On the image on the right, note Cedar Creek. Shortly after this incident the channel of the creek was relocated farther to the east. It was just one of many time the channel of Cedar Creek has been changed through town.

Lowell Tribune, May 8, 1914

"Train No. 4, the fast Louisville-Chicago mail train, on the Monon route was wrecked at this place at 9 o'clock Tuesday morning. The wreck occurred at the Washington Street crossing. The train was running 4 hours late, and in making up time, was passing through town at a high rate of speed, and was derailed by a broken switch."

"A mail sack, thrown from the first mail car in the train, struck the handle of the switch stand, breaking the same off squarely at the shoulder. This left the switch without a lock and the same gradually opened as the train passed over. The cause of the wreck is one of the most peculiar in the history of railroading, and probably never happened before, nor will it ever happen again. In leaving the main track, the front end of the Pullman struck a telegraph pole, which was cut squarely off and entered the car lengthwise and extended through the entire car."

The train was carrying a light load which probably accounts for the few people who were injured."

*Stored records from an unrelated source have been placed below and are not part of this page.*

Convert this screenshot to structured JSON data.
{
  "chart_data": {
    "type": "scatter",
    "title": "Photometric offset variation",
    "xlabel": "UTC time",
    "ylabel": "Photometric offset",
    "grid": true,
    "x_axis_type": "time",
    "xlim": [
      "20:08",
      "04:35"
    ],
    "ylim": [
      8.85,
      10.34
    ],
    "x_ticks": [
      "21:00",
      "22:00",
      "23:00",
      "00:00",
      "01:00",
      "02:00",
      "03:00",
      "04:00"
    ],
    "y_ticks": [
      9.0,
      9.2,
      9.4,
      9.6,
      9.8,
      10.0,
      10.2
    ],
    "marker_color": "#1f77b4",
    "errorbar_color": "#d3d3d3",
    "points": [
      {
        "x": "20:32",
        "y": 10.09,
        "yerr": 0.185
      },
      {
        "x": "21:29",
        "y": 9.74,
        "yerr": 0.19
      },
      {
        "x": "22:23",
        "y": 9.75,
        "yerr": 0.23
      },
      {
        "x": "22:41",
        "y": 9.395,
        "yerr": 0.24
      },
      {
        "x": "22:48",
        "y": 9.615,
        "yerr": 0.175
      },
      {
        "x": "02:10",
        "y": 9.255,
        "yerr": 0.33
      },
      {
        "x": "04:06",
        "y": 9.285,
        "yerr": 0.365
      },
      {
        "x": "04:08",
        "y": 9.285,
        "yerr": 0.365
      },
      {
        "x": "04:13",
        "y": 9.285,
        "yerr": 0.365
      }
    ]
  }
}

-From The Lowell Tribune, courtesy of Richard C. Schmal-


Lake County Star, May 8, 1914


"Erhart Bixenman was in Lowell after the five passenger cars were wrecked there Tuesday forenoon, and says it was a miracle that there was no loss of life. Several were somewhat scratched and bruised and one man was severely hurt, but expected to be able to go home that evening. There were only about 50 on the train going north, nearly all boarding the cars at West Baden, and when the crash came the train was behind time and running at a great speed."